U.S. household food insecurity remained high in 2014

The U.S. Department of Agriculture today reported that the rate of household food insecurity in 2014 was 14%, still far higher than historical averages and a sign that robust economic recovery has not yet reached low-income Americans.

For Politico's Agenda today, I reflected on the role of poverty reduction -- and not just food provision -- as a solution to household food insecurity. Here is the conclusion.
It may be that anti-hunger groups and political leaders focus on food because they’ve lost confidence that the United States really can make progress against the deeper problem of poverty. But this is doubly wrong. Food alone cannot eliminate the spectrum of food-related worries and shortfalls—and reducing poverty is not really beyond the capacity of the American people, their government, and their economy.


jc said...

Just wanted to drop by and thank you for this column. It is succinct and 100% correct.

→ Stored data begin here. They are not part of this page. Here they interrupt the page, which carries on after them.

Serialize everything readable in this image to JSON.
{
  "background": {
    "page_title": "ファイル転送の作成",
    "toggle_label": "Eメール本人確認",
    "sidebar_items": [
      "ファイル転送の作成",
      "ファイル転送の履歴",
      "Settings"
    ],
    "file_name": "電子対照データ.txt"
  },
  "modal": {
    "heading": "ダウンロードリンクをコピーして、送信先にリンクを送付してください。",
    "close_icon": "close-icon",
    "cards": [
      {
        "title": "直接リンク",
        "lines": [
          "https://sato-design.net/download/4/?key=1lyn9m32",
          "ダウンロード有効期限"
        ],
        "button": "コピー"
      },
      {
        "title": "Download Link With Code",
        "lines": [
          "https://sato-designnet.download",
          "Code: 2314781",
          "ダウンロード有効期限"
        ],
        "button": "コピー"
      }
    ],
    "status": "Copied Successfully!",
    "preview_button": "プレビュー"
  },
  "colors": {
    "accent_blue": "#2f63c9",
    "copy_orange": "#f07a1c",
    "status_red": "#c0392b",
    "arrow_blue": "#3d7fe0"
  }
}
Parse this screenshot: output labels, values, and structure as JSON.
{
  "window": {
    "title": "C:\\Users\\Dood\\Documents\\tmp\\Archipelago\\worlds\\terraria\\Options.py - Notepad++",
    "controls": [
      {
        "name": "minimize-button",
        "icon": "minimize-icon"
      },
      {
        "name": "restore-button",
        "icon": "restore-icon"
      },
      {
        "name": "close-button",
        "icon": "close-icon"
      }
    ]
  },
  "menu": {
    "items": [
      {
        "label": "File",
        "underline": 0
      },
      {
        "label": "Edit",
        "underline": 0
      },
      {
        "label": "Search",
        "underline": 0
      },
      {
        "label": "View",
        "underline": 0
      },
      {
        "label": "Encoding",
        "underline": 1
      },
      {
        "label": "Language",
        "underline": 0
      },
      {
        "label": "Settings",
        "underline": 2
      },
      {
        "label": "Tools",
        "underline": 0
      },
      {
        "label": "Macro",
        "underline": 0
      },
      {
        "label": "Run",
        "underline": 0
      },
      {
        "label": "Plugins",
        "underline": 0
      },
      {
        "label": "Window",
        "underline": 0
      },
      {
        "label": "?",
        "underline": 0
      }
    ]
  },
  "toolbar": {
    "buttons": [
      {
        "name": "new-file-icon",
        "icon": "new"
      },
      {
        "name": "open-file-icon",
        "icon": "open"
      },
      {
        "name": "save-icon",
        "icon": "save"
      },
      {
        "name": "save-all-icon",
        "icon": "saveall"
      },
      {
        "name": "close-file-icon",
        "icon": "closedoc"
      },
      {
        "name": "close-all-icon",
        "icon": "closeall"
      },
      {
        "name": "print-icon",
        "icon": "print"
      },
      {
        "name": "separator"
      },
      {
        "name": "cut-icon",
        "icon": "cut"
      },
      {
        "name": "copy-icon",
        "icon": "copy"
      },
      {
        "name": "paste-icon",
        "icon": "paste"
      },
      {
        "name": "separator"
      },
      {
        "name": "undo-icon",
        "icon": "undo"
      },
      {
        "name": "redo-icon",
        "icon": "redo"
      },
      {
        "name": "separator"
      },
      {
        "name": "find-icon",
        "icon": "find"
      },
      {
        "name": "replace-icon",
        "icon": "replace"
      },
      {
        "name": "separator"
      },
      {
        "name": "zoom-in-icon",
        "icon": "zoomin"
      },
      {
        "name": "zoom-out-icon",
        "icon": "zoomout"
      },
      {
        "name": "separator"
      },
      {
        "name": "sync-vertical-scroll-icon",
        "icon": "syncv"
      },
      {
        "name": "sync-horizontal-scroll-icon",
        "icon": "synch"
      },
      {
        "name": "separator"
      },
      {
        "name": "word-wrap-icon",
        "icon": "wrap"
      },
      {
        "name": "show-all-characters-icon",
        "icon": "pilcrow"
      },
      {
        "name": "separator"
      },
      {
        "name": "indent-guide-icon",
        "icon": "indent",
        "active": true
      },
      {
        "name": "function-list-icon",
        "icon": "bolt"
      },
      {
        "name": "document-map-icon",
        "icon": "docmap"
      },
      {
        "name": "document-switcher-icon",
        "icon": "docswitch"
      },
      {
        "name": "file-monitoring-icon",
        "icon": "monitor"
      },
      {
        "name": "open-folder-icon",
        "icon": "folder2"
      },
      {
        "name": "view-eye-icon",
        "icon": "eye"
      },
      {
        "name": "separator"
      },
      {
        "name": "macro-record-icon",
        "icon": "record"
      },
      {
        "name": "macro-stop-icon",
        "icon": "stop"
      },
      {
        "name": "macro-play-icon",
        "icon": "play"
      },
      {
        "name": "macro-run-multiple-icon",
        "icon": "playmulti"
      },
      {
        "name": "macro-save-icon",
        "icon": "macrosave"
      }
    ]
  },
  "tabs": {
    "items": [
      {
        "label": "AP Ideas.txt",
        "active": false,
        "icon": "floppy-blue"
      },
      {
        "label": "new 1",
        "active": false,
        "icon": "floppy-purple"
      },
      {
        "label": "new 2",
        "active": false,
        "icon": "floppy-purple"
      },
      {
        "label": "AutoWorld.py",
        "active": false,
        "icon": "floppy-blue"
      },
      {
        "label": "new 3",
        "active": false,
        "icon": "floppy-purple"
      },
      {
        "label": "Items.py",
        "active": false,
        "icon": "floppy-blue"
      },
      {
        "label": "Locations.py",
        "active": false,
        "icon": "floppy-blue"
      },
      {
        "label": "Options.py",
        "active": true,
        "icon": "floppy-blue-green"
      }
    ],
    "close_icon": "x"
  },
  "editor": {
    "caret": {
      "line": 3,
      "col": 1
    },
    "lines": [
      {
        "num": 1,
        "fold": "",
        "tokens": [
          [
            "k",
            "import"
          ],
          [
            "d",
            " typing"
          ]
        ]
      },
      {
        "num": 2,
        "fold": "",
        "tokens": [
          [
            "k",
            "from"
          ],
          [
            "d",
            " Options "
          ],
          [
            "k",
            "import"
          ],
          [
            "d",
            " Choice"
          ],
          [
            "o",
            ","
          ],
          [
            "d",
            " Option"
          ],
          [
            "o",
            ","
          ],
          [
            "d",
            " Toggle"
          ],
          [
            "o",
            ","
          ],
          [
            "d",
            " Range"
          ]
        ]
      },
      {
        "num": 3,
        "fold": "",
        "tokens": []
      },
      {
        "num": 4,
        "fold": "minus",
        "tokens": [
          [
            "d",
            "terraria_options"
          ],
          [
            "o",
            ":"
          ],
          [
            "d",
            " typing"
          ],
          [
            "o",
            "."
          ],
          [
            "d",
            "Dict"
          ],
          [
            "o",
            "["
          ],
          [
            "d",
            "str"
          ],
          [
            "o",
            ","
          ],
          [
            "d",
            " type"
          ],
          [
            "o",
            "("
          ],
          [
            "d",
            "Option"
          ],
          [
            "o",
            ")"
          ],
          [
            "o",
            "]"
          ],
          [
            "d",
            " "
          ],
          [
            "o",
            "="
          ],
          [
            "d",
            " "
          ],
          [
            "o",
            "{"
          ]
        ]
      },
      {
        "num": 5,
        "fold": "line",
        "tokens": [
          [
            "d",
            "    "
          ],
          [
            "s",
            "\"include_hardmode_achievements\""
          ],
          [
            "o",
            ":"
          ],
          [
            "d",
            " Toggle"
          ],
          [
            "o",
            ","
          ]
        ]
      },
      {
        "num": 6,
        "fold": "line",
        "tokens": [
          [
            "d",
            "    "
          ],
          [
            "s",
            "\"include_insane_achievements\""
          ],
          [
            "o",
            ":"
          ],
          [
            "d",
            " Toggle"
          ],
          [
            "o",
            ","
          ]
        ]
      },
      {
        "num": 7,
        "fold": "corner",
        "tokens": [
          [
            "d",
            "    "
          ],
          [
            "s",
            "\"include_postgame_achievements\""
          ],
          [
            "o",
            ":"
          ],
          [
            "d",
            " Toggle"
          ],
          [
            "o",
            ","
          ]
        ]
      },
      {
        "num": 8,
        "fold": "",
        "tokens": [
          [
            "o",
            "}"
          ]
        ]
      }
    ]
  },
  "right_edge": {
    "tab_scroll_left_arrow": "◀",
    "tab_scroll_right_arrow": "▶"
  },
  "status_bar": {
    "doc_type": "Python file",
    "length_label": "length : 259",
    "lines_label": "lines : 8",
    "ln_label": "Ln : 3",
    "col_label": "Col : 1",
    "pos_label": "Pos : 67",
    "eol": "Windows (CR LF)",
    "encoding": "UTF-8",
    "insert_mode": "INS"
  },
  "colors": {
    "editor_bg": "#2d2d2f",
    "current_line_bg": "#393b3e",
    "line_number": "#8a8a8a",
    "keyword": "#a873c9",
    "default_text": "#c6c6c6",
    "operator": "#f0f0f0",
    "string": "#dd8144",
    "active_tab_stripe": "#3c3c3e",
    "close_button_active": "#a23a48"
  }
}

I'd be interested in your thoughts on how popular charities like food banks, which are built and funded to provide food, can pivot to providing (or at least better supporting) anti-poverty efforts.

Parke Wilde said...

Food banks are terrific. It will be great to hear the brainstorming from staff and volunteers in food banks on your question. Here is my (outsider's) quick list of options to contemplate:
1. Continue to strengthen the role of food banks in supporting front-line (pantry and kitchen) efforts to link clients with public sector social safety net programs, through on-site registration and counselling for example.
2. For those clients who can work, continue to move beyond food alone and strengthen job preparation assistance (job counseling, free used business clothing, internet access, transportation assistance, and even free showers).
3. Speak up politically for anti-poverty initiatives. Because food banks pride themselves in being non-partisan, it is fine to highlight both market-oriented and safety-net oriented initiatives (although in truth, between us, it is fair to say the Democratic party has been doing better than GOP on this issue).
4. Gently press key donor companies, particularly food and beverage manufacturers, on their own living wage practices. I understand that food banks -- like all organizations that do good work on a large scale -- have a business model that requires partnership with food and beverage manufacturers. That's fine. But they could err a bit more on the side of taking risks in those partnerships.